According to the complaint, from at least September 2013 until about June 2016, the defendants used multiple accounts in an attempt to disguise their trading, engaged in manipulative trading practices, and hired Elite Stock Research, a boiler room run by defendant Anthony Vassallo, to promote First Choice to vulnerable investors, some of who invested retirement savings.
"Microcap fraud continues to be a pervasive source of harm to retail investors," Carolyn Welshhans, associate director of the division of enforcement, said in a statement. "Investors should be on the lookout for individuals employing methods like the ones we allege in our complaint—such as using unsolicited calls and high-pressure sales tactics."
In a related action in July 2017, the SEC originally charged boiler room Elite Stock Research, as well as another Long Island boiler room and 13 individuals, with bilking victims out of more than $10 million through high-pressure sales tactics and lies about penny stocks.
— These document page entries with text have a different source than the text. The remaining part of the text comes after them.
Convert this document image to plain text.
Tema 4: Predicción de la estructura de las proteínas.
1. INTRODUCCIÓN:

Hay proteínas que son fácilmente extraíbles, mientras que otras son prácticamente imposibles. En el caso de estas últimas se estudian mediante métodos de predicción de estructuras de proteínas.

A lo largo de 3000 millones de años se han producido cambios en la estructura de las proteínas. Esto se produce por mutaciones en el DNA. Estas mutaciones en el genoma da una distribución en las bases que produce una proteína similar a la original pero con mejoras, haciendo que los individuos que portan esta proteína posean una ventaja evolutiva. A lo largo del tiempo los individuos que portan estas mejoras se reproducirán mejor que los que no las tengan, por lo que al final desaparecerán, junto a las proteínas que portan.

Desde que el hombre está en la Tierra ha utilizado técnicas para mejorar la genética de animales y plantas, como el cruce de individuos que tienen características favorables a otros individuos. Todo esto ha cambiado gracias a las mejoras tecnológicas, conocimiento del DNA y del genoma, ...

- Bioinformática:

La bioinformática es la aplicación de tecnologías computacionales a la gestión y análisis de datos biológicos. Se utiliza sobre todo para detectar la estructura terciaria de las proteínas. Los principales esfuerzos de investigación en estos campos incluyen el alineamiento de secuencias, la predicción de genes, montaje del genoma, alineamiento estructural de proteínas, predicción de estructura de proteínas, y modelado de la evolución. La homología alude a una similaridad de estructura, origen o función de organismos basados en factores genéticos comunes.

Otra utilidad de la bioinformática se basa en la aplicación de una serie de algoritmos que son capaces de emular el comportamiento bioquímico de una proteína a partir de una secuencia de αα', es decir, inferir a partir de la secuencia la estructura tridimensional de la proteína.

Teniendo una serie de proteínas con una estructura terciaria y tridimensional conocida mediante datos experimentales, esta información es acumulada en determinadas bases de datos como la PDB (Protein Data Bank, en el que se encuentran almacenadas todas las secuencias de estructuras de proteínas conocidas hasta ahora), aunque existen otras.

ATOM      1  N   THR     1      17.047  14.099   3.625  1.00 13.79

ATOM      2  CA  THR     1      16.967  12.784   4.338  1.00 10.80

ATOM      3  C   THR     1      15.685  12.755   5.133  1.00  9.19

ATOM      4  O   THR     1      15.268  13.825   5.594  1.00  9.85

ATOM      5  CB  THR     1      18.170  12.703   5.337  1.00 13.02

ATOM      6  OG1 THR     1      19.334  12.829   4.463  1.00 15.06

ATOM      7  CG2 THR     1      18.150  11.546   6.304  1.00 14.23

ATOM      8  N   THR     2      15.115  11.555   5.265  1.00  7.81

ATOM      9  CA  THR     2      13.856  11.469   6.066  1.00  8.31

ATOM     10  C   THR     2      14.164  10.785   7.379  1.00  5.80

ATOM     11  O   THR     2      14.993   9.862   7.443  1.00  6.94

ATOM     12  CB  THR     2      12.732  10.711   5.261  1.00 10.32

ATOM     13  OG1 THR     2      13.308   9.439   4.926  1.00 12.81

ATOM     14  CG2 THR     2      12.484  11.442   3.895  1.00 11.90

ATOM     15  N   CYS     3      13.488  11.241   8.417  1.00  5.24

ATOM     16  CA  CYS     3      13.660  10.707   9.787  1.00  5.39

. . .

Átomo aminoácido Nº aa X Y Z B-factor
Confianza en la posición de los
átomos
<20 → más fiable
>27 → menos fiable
Seven of those individuals have pleaded guilty to parallel criminal charges brought by the U.S. Attorney's Office for the Eastern District of New York. The SEC's litigation against the 13 individuals is continuing.
This recent SEC action charges Romandetti, Vassallo, Mark Burnett, Jeffrey Miller, Frank Sarro and Elite Stock Research with fraud and Burnett, Miller, Sarro, and Vassallo with market manipulation. The SEC is seeking permanent injunctions, return of allegedly ill-gotten gains with interest, civil penalties, penny stock bars, and officer-and-director bars against Romandetti and Burnett.
Wife of 'Hamilton' Ticket Ponzi Schemer Ordered to Pay Up
A federal court ordered the wife of an accused Ponzi schemer to disgorge more than $4 million in investor funds.
The SEC charged Joseph Meli in January 2017 with fraud for running a Ponzi scheme. The SEC alleged that Joseph Meli raised money from investors to fund businesses purportedly created to purchase and resell tickets to such high-demand shows as Adele concerts and the Broadway musical "Hamilton". Joseph Meli was criminally charged in a parallel case in which he pled guilty and was sentenced to a 78-month prison sentence. He also was ordered in the parallel criminal case to forfeit more than $104 million, including a house in East Hampton, New York, and to pay more than $56 million in restitution.